As an author, I’ve studied the self-help book market quite a bit, and one of the most popular, best-selling topics I’ve noticed is that of “letting go.”Last I checked, several of the top 20 self-help books were about letting go of one thing or another. There are multiple ways of saying it, but many books are based around this topic (My new book, How To Be An Imperfectionist, aims to help people let go of perfectionism.
Letting go of whatever dominates your mind (including hope) instantly frees it to think of warm breezes, the beauty of friendship, and the simplicity of enjoying a meal. We lose out on these small joys of life when our big problems take more than their deserved mindshare.
But there’s still the issue of hope. Why would letting go of hope—something seen as positive—bring freedom and not darkness?
Why Is Losing Hope Helpful?
I beat my downward spiral because I lost hope. Nothing else worked.
When I was in the worst part of the struggle, I hoped so much for things to just go back to normal. The worse it got, the more I hoped. Why can’t this nightmare end? I hoped that my next breath would be drawn out and deep and relaxing, but it never was. I hoped to go back in time and punch that spider’s fangs out. I hoped and tried to change without success.
Hoping is a weaker form of expecting. When you expect something, you’re almost sure it will happen. When you hope for something, you don’t know it will happen, but you’d sure like it to happen. Hope and expectations are both tricky, potentially dangerous things to have, but for different reasons. Let’s focus on when hope is dangerous.
Hope is dangerous when it compels you fight a battle you can’t win. For example, in my situation, I could theoretically relax and “beat this,” so I threw the gauntlet at the problem, hoping the next thing I tried would work. For example, I tried adjusting my breathing, but I became hyper conscious about it and it made things worse.
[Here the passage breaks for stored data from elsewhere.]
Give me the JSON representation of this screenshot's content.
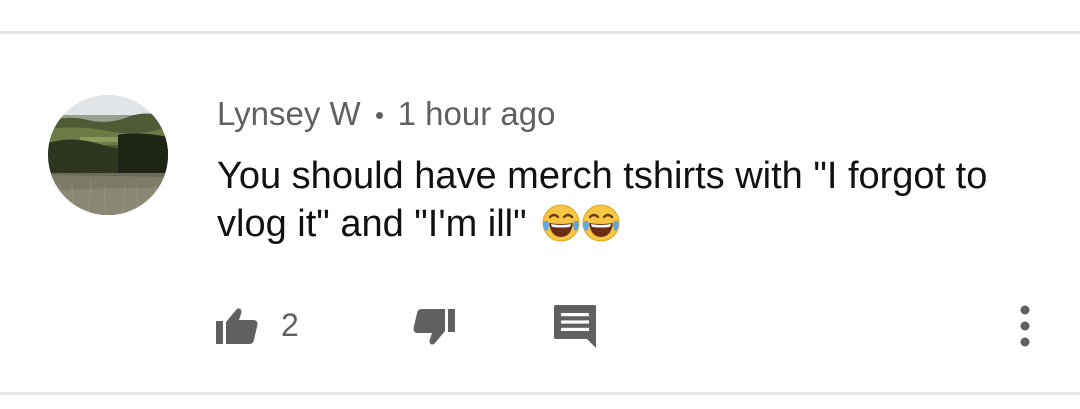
{
  "comment": {
    "author": "Lynsey W",
    "time": "1 hour ago",
    "text": "You should have merch tshirts with \"I forgot to vlog it\" and \"I'm ill\"",
    "emojis": [
      "face-with-tears-of-joy-icon",
      "face-with-tears-of-joy-icon"
    ],
    "like_count": "2"
  },
  "icons": {
    "like": "thumbs-up-icon",
    "dislike": "thumbs-down-icon",
    "reply": "reply-comment-icon",
    "more": "more-vert-icon"
  },
  "colors": {
    "meta_text": "#606060",
    "body_text": "#111111",
    "icon": "#606060",
    "divider": "#e6e6e6"
  }
}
My hope kept me fighting so hard. But fighting is not what I needed to do.
In life, like in war, we must know when to attack, and equally important, when to retreat. Not all enemies can be defeated in a straight-forward conventional way.
I remember the day I purposefully lost hope and “gave up.” I was in the kitchen, being really anxious for no reason, and I was fed up with this fight, so I decided to quit fighting. I was surprised when, over time, the enemy walked away!
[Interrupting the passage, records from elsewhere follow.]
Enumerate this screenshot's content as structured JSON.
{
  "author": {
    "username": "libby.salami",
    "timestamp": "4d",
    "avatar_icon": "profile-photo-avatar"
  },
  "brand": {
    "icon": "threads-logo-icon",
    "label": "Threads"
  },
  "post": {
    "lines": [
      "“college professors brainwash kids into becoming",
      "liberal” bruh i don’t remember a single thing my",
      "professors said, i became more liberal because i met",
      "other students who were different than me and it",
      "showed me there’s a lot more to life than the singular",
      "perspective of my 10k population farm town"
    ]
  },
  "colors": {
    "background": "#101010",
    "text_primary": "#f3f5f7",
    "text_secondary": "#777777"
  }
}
Here’s specifically how I changed my behavior by losing hope: I stopped trying (and hoping) to not get butterflies in my stomach for no reason. I stopped caring about my breathing frequency and depth. I began to be playful with my problem: “Only five butterflies this time? That’s it? Give me a few more!”
Losing hope meant I stopped trying to fight the battles. And that’s how I won the war and regained my mental freedom!
I know, it’s a story as inspiring as Braveheart. But did you know this concept has been shown elsewhere?
One day, novelist Leo Tolstoy’s brother told him to sit in a corner until he stopped thinking about a white bear. Much later that day, Tolstoy remained in the corner, his mind fixated on the white bear he needed to stop thinking about. He was finally able to stop thinking about the white bear when his brother gave him permission to think about it. This experiment has been replicated, and the result is always the same: when people forbid themselves or attempt to rid their mind of something, it boomerangs back to them with alarming consistency and persistency.
“Studies show that the more you try to suppress negative thoughts, the more likely you are to become depressed.” – Kelly McGonigal, PhD.
Hope drives persistence, which is why losing hope in an area that requires retreat is so often freedom. More effort does not always bring greater results. Smarter strategies always bring greater results.
Think of an area in your life where you are trying, fighting, and hoping too hard. What would losing hope and letting go look like? This is most helpful with areas like anxiety, worry, fear, and depression. When you accept them, they lose a considerable amount of their power over you.